# Need Graphite mold and other



## jmdlcar (Aug 16, 2012)

Hi all,

If you need to buy any graphite molds and other check this out. He will try and make what you might want.

http://www.ebay.com/sch/canvasman34/m.html?_nkw=&amp;amp;amp;_armrs=1&amp;amp;amp;_from=&amp;amp;amp;_ipg=25&amp;amp;amp;_trksid=p3984.m1426.l2654

You can tell him that Jack Carpenter told you.

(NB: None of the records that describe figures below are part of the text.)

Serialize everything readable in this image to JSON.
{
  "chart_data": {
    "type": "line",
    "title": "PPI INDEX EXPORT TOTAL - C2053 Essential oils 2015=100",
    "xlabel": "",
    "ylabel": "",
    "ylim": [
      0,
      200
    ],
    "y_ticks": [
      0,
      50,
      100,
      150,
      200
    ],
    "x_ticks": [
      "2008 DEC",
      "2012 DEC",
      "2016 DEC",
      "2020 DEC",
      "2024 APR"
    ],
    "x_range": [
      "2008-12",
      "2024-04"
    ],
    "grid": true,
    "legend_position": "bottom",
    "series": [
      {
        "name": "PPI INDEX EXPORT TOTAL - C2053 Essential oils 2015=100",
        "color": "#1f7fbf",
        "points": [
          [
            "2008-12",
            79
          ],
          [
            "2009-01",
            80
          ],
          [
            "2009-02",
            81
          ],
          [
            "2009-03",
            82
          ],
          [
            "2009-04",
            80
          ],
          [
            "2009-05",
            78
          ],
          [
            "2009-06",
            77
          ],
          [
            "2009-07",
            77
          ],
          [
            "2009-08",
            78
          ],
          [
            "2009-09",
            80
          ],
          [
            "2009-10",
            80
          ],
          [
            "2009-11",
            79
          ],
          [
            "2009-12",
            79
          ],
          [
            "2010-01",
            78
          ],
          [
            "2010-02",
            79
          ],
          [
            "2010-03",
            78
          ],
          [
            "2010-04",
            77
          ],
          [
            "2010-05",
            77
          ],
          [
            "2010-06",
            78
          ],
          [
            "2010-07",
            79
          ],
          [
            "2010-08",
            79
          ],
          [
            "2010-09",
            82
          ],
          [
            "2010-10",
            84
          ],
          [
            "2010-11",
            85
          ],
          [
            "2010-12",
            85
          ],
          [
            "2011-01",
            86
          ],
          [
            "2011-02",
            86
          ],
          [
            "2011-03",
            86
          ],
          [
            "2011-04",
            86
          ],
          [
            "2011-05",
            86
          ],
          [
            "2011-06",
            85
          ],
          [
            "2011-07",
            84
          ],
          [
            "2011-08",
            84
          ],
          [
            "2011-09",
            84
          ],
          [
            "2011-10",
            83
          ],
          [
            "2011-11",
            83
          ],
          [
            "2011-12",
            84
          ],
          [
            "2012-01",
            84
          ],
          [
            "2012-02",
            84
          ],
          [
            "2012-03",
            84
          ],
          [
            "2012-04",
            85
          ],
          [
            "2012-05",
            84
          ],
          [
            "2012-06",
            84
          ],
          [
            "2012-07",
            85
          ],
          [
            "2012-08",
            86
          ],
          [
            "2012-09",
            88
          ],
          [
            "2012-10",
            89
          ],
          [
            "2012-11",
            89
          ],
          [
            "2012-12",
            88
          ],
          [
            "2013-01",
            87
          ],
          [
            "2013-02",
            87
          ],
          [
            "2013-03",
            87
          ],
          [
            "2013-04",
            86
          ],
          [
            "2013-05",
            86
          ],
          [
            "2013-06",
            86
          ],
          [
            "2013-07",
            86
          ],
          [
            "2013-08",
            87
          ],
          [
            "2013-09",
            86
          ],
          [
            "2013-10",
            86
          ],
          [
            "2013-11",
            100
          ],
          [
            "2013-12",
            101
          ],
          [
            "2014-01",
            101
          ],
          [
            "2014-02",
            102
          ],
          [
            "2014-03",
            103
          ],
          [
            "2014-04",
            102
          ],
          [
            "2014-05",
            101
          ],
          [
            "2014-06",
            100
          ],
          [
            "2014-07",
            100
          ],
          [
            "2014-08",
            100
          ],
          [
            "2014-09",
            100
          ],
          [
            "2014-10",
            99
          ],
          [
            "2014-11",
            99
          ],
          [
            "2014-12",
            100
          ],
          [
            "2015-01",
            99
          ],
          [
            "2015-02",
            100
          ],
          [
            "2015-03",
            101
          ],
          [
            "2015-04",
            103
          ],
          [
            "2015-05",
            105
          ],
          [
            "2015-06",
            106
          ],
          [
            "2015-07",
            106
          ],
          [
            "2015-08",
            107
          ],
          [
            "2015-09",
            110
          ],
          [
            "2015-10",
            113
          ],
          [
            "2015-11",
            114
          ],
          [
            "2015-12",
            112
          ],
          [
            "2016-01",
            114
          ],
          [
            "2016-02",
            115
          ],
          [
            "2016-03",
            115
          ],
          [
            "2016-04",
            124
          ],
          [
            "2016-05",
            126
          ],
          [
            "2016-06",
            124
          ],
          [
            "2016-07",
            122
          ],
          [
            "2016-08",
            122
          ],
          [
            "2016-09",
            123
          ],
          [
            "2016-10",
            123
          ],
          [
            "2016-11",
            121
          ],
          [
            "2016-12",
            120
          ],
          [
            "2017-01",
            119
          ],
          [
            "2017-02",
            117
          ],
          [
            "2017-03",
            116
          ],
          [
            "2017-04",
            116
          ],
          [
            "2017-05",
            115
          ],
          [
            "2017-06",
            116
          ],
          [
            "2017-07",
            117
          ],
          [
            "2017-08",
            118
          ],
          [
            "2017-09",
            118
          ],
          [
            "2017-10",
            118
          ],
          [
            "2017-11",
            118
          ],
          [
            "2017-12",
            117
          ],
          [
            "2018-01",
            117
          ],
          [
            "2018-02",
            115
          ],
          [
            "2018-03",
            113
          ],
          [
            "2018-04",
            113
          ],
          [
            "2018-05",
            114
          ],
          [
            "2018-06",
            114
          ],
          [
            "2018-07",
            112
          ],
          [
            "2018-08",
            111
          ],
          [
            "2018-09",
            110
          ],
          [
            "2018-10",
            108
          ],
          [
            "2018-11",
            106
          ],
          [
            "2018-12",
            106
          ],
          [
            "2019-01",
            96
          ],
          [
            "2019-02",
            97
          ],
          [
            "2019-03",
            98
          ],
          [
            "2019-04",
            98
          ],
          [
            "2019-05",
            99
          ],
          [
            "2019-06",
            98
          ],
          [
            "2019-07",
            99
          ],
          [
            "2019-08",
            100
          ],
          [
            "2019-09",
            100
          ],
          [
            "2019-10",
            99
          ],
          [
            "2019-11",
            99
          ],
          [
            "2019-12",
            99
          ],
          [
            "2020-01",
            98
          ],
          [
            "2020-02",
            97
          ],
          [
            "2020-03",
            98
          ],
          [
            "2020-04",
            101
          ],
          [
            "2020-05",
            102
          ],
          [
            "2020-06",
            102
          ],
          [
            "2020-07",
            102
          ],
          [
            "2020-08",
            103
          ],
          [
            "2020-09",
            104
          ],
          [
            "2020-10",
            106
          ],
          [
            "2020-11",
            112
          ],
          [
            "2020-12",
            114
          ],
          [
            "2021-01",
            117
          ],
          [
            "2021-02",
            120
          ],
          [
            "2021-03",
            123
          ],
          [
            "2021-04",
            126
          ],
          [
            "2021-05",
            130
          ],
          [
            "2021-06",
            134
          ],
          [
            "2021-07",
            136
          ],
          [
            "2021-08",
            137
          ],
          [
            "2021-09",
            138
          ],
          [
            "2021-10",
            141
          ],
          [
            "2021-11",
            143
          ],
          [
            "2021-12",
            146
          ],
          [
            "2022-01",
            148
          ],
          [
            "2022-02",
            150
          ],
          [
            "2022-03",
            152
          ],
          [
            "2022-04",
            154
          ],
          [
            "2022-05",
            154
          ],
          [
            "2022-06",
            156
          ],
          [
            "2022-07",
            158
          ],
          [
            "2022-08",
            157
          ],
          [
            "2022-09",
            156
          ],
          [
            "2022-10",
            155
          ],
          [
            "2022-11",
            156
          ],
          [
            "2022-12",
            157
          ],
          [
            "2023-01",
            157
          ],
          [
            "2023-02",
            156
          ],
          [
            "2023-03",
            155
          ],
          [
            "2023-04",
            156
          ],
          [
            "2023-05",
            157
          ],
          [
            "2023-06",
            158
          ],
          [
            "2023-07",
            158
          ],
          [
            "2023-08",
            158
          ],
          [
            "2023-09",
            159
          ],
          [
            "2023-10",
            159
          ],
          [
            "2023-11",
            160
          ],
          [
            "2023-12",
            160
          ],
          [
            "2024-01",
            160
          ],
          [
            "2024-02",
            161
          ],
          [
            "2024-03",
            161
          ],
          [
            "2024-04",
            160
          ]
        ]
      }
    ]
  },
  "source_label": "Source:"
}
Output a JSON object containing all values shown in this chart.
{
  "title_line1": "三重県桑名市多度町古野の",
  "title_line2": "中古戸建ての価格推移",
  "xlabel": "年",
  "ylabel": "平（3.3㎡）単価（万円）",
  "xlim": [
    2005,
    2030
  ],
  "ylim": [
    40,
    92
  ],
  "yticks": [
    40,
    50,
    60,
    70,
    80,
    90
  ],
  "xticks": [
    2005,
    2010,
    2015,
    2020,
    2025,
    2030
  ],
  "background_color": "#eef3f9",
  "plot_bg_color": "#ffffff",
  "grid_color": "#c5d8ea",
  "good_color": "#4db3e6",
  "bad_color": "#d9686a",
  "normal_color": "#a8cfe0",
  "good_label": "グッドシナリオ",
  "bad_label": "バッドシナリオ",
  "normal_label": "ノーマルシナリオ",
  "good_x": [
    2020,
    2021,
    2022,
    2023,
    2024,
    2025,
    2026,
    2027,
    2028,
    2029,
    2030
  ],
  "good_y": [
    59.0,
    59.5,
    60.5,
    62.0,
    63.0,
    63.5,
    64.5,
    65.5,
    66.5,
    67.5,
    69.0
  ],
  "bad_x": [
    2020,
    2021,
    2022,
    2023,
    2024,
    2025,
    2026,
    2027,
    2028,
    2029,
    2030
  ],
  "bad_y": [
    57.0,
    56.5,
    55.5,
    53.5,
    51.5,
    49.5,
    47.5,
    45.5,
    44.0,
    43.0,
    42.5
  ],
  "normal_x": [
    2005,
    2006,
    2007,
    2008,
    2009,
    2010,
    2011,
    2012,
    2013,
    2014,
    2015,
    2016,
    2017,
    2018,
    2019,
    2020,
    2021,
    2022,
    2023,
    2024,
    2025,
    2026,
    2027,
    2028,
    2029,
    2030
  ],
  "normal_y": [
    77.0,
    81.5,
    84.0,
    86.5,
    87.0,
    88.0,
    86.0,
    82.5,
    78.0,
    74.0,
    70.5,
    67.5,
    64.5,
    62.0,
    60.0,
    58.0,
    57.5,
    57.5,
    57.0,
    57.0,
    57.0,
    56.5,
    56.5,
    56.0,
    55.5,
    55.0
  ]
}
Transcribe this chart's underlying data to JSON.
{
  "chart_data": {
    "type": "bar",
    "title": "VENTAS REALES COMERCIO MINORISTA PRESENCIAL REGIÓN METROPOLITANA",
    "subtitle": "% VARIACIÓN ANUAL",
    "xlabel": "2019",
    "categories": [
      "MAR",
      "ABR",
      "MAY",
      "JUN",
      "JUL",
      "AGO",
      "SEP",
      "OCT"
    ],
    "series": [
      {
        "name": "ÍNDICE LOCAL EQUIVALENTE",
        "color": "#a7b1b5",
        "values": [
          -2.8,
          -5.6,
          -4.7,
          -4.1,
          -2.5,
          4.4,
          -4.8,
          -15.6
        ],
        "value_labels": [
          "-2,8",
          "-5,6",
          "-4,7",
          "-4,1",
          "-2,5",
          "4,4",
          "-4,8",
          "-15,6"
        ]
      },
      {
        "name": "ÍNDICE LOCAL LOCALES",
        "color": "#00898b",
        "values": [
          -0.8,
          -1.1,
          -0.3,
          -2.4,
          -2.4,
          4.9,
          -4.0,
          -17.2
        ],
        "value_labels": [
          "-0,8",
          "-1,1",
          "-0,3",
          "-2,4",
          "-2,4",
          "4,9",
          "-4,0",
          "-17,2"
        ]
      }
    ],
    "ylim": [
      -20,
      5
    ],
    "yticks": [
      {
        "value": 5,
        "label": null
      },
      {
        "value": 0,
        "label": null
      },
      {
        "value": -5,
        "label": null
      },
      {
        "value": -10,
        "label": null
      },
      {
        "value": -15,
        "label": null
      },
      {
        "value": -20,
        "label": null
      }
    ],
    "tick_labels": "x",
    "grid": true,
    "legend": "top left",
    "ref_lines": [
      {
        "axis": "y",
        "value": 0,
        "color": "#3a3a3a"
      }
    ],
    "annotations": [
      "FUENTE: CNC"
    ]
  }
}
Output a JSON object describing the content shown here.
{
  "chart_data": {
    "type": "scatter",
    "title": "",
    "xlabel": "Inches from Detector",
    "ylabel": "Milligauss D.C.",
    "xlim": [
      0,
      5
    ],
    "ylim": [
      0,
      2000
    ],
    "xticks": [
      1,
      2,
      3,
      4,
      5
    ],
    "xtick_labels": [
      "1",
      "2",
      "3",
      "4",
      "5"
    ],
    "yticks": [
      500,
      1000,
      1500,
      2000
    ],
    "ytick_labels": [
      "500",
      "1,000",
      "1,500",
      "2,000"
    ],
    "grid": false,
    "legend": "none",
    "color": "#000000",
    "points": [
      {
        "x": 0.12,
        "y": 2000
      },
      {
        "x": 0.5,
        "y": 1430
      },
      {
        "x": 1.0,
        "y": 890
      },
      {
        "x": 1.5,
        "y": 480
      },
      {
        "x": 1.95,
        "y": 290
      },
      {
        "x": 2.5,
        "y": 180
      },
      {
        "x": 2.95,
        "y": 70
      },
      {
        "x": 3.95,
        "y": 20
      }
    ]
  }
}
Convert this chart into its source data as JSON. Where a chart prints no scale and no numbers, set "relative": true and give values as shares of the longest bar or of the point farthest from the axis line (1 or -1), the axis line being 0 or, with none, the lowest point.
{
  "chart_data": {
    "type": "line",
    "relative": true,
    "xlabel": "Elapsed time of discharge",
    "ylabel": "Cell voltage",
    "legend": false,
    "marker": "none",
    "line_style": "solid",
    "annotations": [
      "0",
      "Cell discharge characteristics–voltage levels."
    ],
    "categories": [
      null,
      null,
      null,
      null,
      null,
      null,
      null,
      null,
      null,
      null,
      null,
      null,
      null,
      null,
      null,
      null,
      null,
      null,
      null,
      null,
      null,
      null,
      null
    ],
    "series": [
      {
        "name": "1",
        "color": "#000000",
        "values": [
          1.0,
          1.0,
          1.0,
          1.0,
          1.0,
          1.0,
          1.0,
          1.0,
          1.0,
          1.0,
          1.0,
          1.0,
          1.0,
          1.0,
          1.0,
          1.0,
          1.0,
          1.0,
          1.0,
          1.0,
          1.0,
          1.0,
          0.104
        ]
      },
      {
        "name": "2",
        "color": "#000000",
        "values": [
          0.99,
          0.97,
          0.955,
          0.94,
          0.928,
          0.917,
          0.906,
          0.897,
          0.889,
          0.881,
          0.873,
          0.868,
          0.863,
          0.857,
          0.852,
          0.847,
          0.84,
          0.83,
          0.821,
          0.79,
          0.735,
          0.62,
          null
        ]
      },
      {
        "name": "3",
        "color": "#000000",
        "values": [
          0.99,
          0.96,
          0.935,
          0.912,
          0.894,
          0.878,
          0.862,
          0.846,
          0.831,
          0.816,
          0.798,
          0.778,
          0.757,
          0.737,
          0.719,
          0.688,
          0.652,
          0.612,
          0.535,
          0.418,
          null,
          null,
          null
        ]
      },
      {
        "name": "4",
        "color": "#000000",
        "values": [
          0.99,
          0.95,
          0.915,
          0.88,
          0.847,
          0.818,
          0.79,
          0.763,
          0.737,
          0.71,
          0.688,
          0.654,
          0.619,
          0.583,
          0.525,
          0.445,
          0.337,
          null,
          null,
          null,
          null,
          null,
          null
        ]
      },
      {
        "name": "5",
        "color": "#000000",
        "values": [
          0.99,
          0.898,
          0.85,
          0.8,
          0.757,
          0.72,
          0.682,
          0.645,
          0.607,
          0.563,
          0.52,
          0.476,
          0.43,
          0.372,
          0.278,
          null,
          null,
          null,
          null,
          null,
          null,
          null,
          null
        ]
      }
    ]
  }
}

You can delete this or move it if need too.

Jack


----------



## ejaeromechanic (Aug 16, 2012)

lol I saw your post and the way it was worded I thought you were asking where to get graphite molds from. So I was going to recommend him to you. Anyways this is exactly the same guy I was going to refer you too. Also I have guides on how to make your own, but at his prices I don't even bother. I just buy my crusibles and molds from him cause he already has everything set up and it would cost more for me to do it myself, than to buy from him. Nice to see other people supporting people that support our hobby/trade.


----------



## chaseonbase (Jul 26, 2013)

Wow. Looks like I found the wrong place. I paid 25 for a dinky mold from some other guys on ebay. Ill definitely check this guy out next time. Do you know if he makes any hexagon molds?


----------



## ilikesilver (Aug 4, 2013)

jmdlcar said:


> Hi all,
> 
> If you need to buy any graphite molds and other check this out. He will try and make what you might want.
> 
> ...



bought one from him, nice quality, made to order. tim


----------